Европейский Союз, в состав которого входит подавляющее большинство стран этого региона, - наверное, единственное наднациональное образование, современного мира, степень интеграции в рамках которого можно назвать достаточно высокой. Ни Североамериканская зона свободной торговли (НАФТА), ни АСЕАН, ни Лига арабских государств, ни СНГ, ни какой-либо другой региональный экономический и/или политический союз не может сравниться с ЕС в этом отношении. Тем не менее и государства, объединившиеся под синим флагом с золотыми звездочками, пока не дали ответ на ряд важных вопросов.

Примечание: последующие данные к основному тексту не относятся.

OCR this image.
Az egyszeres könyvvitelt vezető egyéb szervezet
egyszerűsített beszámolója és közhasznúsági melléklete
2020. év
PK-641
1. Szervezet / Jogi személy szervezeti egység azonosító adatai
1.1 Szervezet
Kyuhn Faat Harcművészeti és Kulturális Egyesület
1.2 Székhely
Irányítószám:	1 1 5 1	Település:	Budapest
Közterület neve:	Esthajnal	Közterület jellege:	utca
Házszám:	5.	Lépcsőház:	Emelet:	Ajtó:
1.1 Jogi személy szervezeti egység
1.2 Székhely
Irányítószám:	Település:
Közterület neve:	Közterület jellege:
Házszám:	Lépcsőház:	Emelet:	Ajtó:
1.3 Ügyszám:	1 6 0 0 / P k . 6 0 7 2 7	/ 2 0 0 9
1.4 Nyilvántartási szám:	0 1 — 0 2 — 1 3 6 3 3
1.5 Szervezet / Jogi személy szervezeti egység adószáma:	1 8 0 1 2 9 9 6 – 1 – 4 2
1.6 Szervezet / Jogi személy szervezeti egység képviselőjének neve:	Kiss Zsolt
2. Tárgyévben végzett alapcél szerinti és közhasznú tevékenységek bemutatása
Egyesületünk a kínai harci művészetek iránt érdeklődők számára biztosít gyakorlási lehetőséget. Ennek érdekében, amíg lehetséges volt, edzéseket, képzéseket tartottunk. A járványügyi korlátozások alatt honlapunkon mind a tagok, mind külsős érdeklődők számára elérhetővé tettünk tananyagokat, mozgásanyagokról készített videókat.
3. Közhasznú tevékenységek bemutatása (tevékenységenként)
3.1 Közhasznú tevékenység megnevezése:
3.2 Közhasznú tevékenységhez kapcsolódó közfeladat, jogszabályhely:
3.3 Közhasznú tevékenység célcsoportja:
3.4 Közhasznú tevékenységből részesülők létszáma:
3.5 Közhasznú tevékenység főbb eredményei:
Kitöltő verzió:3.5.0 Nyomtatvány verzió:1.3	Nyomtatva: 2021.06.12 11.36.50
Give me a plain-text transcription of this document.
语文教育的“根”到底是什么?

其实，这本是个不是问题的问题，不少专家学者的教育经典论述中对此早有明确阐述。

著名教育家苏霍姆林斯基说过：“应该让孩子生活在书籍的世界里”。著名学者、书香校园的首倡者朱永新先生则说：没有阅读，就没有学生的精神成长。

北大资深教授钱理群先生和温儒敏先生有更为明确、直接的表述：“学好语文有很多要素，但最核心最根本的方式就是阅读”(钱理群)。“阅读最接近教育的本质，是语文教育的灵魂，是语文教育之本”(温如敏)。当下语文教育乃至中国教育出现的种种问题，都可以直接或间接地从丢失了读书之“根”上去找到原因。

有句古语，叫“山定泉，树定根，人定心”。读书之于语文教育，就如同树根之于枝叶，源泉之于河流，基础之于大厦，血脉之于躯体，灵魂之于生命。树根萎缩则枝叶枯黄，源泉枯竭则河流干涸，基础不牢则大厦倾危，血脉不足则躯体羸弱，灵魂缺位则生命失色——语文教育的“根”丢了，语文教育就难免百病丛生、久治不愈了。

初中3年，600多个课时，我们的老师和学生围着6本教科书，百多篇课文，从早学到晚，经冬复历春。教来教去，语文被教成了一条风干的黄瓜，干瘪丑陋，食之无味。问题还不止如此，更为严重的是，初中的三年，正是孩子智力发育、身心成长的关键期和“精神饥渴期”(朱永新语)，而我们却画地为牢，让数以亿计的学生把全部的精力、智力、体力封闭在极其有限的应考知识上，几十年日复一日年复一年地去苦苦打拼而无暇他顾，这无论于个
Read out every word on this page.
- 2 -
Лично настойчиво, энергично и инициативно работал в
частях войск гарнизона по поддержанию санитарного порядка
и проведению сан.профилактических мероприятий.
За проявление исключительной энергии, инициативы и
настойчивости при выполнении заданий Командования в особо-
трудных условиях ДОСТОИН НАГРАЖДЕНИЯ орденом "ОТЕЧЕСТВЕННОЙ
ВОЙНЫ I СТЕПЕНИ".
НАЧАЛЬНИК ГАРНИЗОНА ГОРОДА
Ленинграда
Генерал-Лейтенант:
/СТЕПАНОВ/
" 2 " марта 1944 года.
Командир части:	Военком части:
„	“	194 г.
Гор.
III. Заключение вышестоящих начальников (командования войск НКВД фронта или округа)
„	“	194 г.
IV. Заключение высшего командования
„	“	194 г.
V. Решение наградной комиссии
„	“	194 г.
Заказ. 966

Внутреннее единство. Евросоюз неоднороден, и внутри него идет борьба за экономическое и политическое доминирование. Хребет Западной Европы составляет "ось Берлин - Париж", однако франко-германские отношения, несмотря на их нынешнюю стабильность, - скорее союз поневоле, в котором сильные и слабые стороны партнеров взаимно дополняют друг друга и придают их сотрудничеству относительно гармоничный характер. Германия значительно превосходит свою соседку по экономическому потенциалу, не обладая (по историческим причинам) политическим весом, соответствующим этому потенциалу. Напротив, Франция, не входя в число мировых экономических лидеров, является членом Совета Безопасности ООН и посему обладает статусом великой державы. Поскольку ооновская модель, которая создавалась в совсем иных геополитических условиях, все чаще подвергается критике как устаревшая, Париж и Берлин в будущем могут оказаться по разные стороны баррикады: Франция объективно заинтересована в сохранении нынешней системы, Германия - в ее пересмотре.

Третий важный игрок в рамках ЕС - Великобритания, известная, с одной стороны, сильными позициями "евроскептиков" (хотя при лейбористах на них ведется планомерное и успешное наступление), с другой - особыми отношениями с США, которые делают Лондон главным проводником американской политики на западе Европы. Характер этих отношений, судя по всему, в ближайшие годы не изменится - что подтвердили недавние переговоры Джорджа Буша и Тони Блэра, - поэтому позиция Великобритании в ЕС во многом будет зависеть от общего характера связей Западной Европы и Северной Америки (см. ниже).

В каждой из стран этой "мини-Европы" идет довольно острая борьба консервативных и либеральных сил. Торжество прагматизма в экономике привело к тому, что курс правых и левых правительств в хозяйственной сфере зачастую совпадает, а вот по вопросам внешней политики, иммиграции, прав меньшинств, социальной роли государства их позиции заметно отличаются.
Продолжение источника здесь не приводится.